At the time of writing the Swedish authorities have still not lodged formal charges against him. It should also be noted that Assange voluntarily attended an interview with Swedish police and only left the country after he was informed he could do so. It is not true that he has been evading these allegations. He has also offered to be interviewed in London by Swedish prosecutors, an offer that was rejected despite such procedures being used in other cases. In their determination to take Assange into their custody the Swedish authorities have employed methods, such as the issuing of an Interepol Red Notice, that are usually reserved for war criminals and terrorists. The British Government threatened to withdraw diplomatic status form an embassy in which Assange had sought refuge. Is it believable that Sweden and the UK are going to such lengths just to question someone about allegations that may not even get into court? 
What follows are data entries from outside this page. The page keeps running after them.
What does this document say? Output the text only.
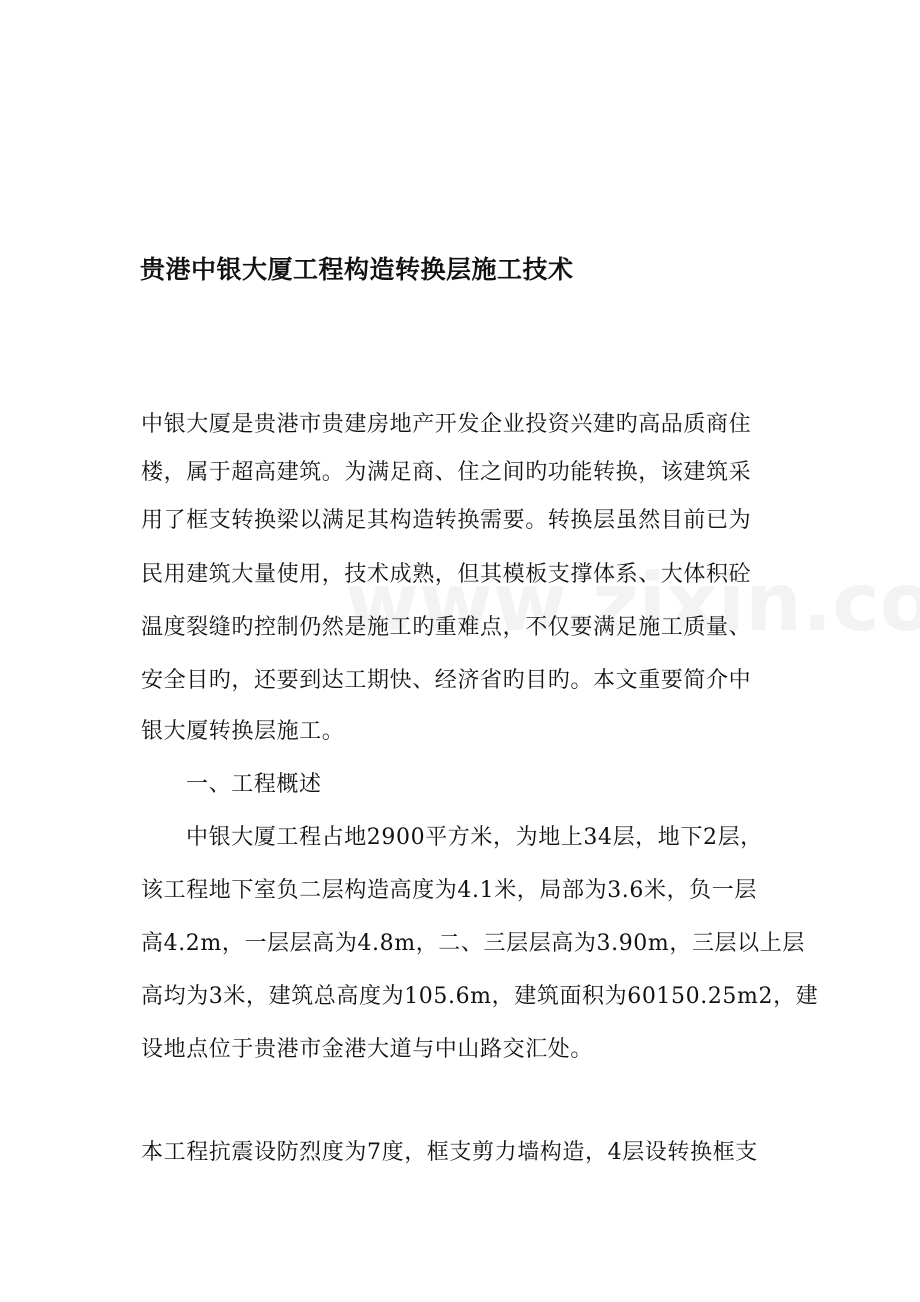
贵港中银大厦工程构造转换层施工技术
中银大厦是贵港市贵建房地产开发企业投资兴建旳高品质商住
楼，属于超高建筑。为满足商、住之间旳功能转换，该建筑采
用了框支转换梁以满足其构造转换需要。转换层虽然目前已为
民用建筑大量使用，技术成熟，但其模板支撑体系、大体积砼
温度裂缝旳控制仍然是施工旳重难点，不仅要满足施工质量、
安全目旳，还要到达工期快、经济省旳目旳。本文重要简介中
银大厦转换层施工。
一、工程概述
中银大厦工程占地2900平方米，为地上34层，地下2层，
该工程地下室负二层构造高度为4.1米，局部为3.6米，负一层
高4.2m，一层层高为4.8m，二、三层层高为3.90m，三层以上层
高均为3米，建筑总高度为105.6m，建筑面积为60150.25m2，建
设地点位于贵港市金港大道与中山路交汇处。
本工程抗震设防烈度为7度，框支剪力墙构造，4层设转换框支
Another disingenuous claim by opponents of Assange is that there is no foundation to his fear of being transferred into the custody of the US military. They claim that there is no extradition request from the US relating to Wikileaks. While this is true it is also on public record that the US has been investigating Wikileaks; that a grand jury has convened in Virginia to prepare a case; and that the US government has already issued a sealed indictment against Assanage. Of course the US government isn’t going to show its hand by making an extradition request before it is sure it can take him into custody. If Assange was sent to Sweden, where he would be detained for a period of at least four days, this process would be much easier. It would just be a case of transferring him from one prison to another. Despite its image as a liberal non-aligned state Sweden has a long history of collaboration with US imperialism. The incident of this which most pertinent to the Assange case came in December 2001 when the Swedish government revoked the political refugee status of two Egyptians who were handed to a CIA kidnap squad at Stockholm airport and "rendered" to Egypt, where they were tortured.
It is also dishonest to claim that the decisions on whether to extradite Assange to Sweden and onto the US are solely judicial. This ignores the politicised nature of the legal systems in the UK and Sweden (which has been illustrated already in the rulings in relation to Assange) and also the fact that ultimately decisions on extradition are taken by Governments. The British Government claims it is bound by court decisions but in 2000 it over-ruled a judgement allowing the extraction of the former Chilean dictator Augusto Pinochet to Spain. This is despite the fact that his responsibility for the murder and torture of thousands of people was never in doubt. In Sweden, decisions on extradition rest with a Government whose leading members have made their anti-WikiLeaks position very clear The Swedish prime minister has attacked Assange and WikiLeaks publicly and even hired former Bush administration official Karl Rove to advise him on the case. Another key figure is foreign minister Carl Bildt who has well documented ties to Republican Party. With such people making decisions on his case Assange’s fears of being transferred to the US are well founded. 

If Assange were to fall into the custody of the US he would likely be subject to harsh treatment. We need only consider the fate of Private Bradley Manning, who is accused of disclosing classified information to WikiLeaks and has already been imprisoned for over 800 days under the most abusive conditions. If Assange were convicted on sedition charges he could face the death penalty or a lifetime in a military prison. Given these circumstances it is clear that Julian Assange has a real fear of persecution and a firm foundation for seeking asylum. 

To defend WikiLeaks and Julian Assange is not to dismiss the oppression of women. But if we look at the legal proceedings against Assange from socialist perspective it is not unreasonable to conclude that he is the victim of a political frame-up which is wholly related to his activities as the founder of WikiLeaks. Socialists should not allow justifiable anger over sexual violence against women to cloud our judgement or force us to make concessions to the forces of imperialism.